Este símbolo do horror é fixado nas vestes de Atena, a deusa virgem. Athena, portanto, com razão torna-se a mulher que é inacessível e à qual repugnam todos os tipos de desejo sexual. Ela exibe os órgãos genitais aterrorizantes da mãe. Entre os gregos antigos, em geral fortemente homossexuais, não poderia faltar a imagem da mulher, que inspira medo por causa de sua emasculação.
Se a cabeça de Medusa substitui a representação dos órgãos genitais femininos ou melhor, isolam-se seus efeitos terríveis que do prazer que dá, recorde-se que a exposição dos órgãos genitais também é conhecida como ação apotropaica. O que nos suscita horror deverá produzir o mesmo efeito também no inimigo do qual nos devemos defender.
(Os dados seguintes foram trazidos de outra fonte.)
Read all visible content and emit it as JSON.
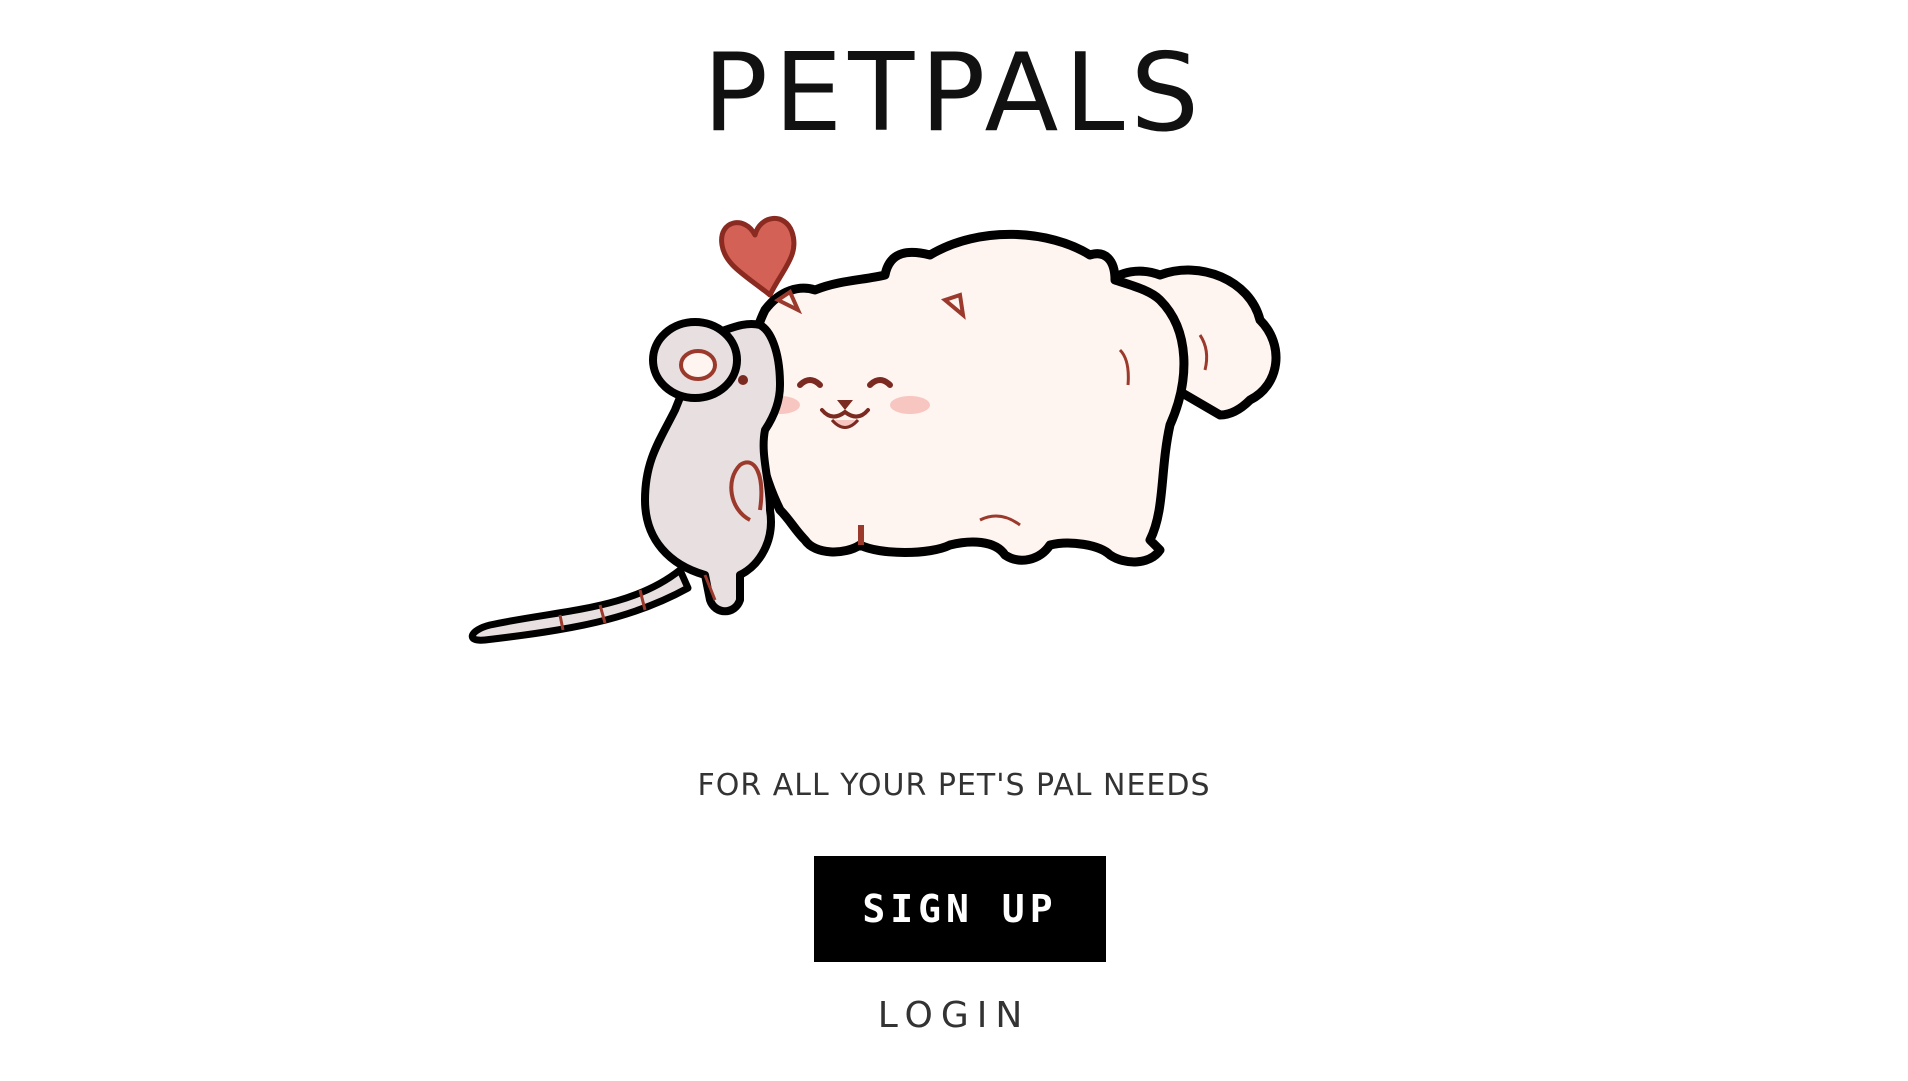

Novamente em Rabelais lemos que o diabo fugiu depois que a mulher mostrou-lhe a vulva.
Mais uma vez o órgão masculino ereto também tem um efeito apotropaico, ou seja, poder de afastar, mas sob outro mecanismo. Para exibir o pênis - e todos os seus substitutos – quer dizer: não temo dizer-te, asseguro-te, tenho um pênis. Eis então outro modo de intimidação do mau espírito.
Para poder sustentar seriamente esta interpretação seria necessário estudar profundamente a gênese deste símbolo isolado na mitologia grega e os seus correspondentes em outras mitologias.” (Veja mais no site: http://www.unipa.it/). (FREUD apud Michele Cometa).
“A Medusa representa a mãe terrível, dominadora, que paralisa seus filhos, mantendo-os em estado caótico e inconsciente. Desse modo, a luta contra a Medusa nos alude ao processo de integração do ego, através da saída do estado urobórico, onde não há diferenciação entre a consciência e o inconsciente. A petrificação da Medusa nos remete aos estados psicóticos de extrema regressão presentes nas formas graves de esquizofrenia (estupor catatônico)”. (Boechat, W., 2008).
Pensadores como Melanie Klein e Alexander Lowen afirmam que a imagem que o indivíduo faz de si próprio origina-se do olhar da mãe. A forma através da qual a criança é olhada, é vista, o que ela absorve de rejeição ou de aprovação é captado no olhar da mãe.
Tristes são os filhos de Medusa porque não podem vê-la, também não podem ser vistos por ela. Esta mãe de mãos de bronze não pode acariciar, seu olhar paralisa, seus dentes de javali impedem que beije.
Assim, Medusa é o mito que aponta para a mãe depressiva, através da imagem da mãe divina, que deve ser concebida pelo filho como santa, para a qual é impossível gerar filhos felizes,  gera uma prole trágica.
Em sendo santa, é-lhe impossível ser mulher, já é santa em vida. Desse modo é inacessível aos filhos. O olhar do filho não pode dirigir-se a ela. O olhar dela é petrificante, não permite que ele crie seu próprio olhar. A petrificação é forma cruel de moldar o filho e todos os que dela se aproximam a suas concepções e seu modo de ser.